No dia seguinte já lá estava o demônio do homem defronte da minha casa e não me largava a porta.
Para o restaurante, para o trabalho, para o teatro, para toda a parte, acompanhava-me aquele implacável fraque cor de café com leite, a pedir-me o segredo por todos os modos, de viva voz, por escrito e até por mímica, de longe.
Eu vivia já nervoso, doente com aquela obsessão. Cheguei a pensar em queixar-me à polícia ou empreender uma viagem.
Ocorreu-me porém, uma idéia feliz, e mal a tive disse ao tipo que estava resolvido a confiar-lhe o segredo.
Ele quase perdeu os sentidos de tão contente que ficou. Marcou-me logo uma entrevista em lugar seguro; e, à hora marcada, lá estávamos os dois.

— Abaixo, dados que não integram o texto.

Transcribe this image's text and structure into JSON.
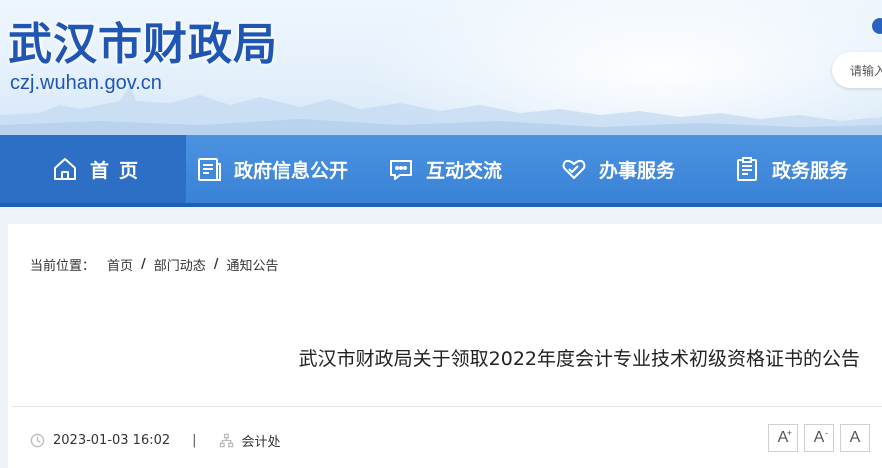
{
  "header": {
    "site_title": "武汉市财政局",
    "site_domain": "czjwuhan.gov.cn",
    "search_placeholder": "请输入"
  },
  "nav": {
    "items": [
      {
        "label": "首页",
        "icon": "home-icon",
        "active": true
      },
      {
        "label": "政府信息公开",
        "icon": "document-icon"
      },
      {
        "label": "互动交流",
        "icon": "chat-icon"
      },
      {
        "label": "办事服务",
        "icon": "heart-hand-icon"
      },
      {
        "label": "政务服务",
        "icon": "clipboard-icon"
      }
    ]
  },
  "breadcrumb": {
    "prefix": "当前位置：",
    "items": [
      "首页",
      "部门动态",
      "通知公告"
    ]
  },
  "article": {
    "title": "武汉市财政局关于领取2022年度会计专业技术初级资格证书的公告",
    "datetime": "2023-01-03 16:02",
    "source": "会计处"
  },
  "font_size_controls": [
    {
      "label": "A",
      "mark": "+"
    },
    {
      "label": "A",
      "mark": "-"
    },
    {
      "label": "A",
      "mark": ""
    }
  ],
  "colors": {
    "brand_blue": "#1f56b3",
    "nav_blue": "#3a82d6",
    "nav_active": "#2d6fc4"
  }
}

Então que é?… perguntou-me o monstro, esfregando as mãos.
– Uma cousa muito simples, segredei-lhe eu. Para qualquer pessoa fazer bons versos, seja quem for, basta-lhe o seguinte: – Não pensar no macaco azul. – Está satisfeito?
– Não pensar no…
– Macaco azul.
– Macaco azul? O que é macaco azul…?
– Pergunta a quem não lhe sabe responder ao certo. Imagine um grande símio azul ferrete, com as pernas e os braços bem compridos, os olhos pequeninos, os dentes muito brancos, e aí tem o senhor o que é o macaco azul.
– Mas que há de comum entre esse mono e a poesia?…
– Tudo, visto que, enquanto o senhor estiver com a idéia no macaco azul, não pode compor um verso!
– Mas eu nunca pensei em semelhante bicho!…
– Parece-lhe; é que às vezes a gente está com ele na cabeça e não dá por isso.
– Pois hoje mesmo vou fazer a experiência… Ora quero ver se desta vez…
– Faça e verá.
* * *
No dia seguinte, o pobre homem entrou-me pela casa como um raio. Vinha furioso.
– Agora, gritou ele, é que o diabo do bicho não me larga mesmo! É pegar eu na pena, e aí está o maldito a dar-me voltas no miolo!
– Tenha paciência! Espere alerta a ocasião em que ele não lhe venha à idéia e aproveite-a logo para escrever seus versos.
– Ora! Antes o senhor nunca me falasse no tal bicho! Assim, nem só continuo a não fazer versos, como ainda quebro a cabeça de ver se consigo não pensar no demônio do macaco!
* * *
E foi nestas circunstâncias que Paulino me escreveu aquela carta.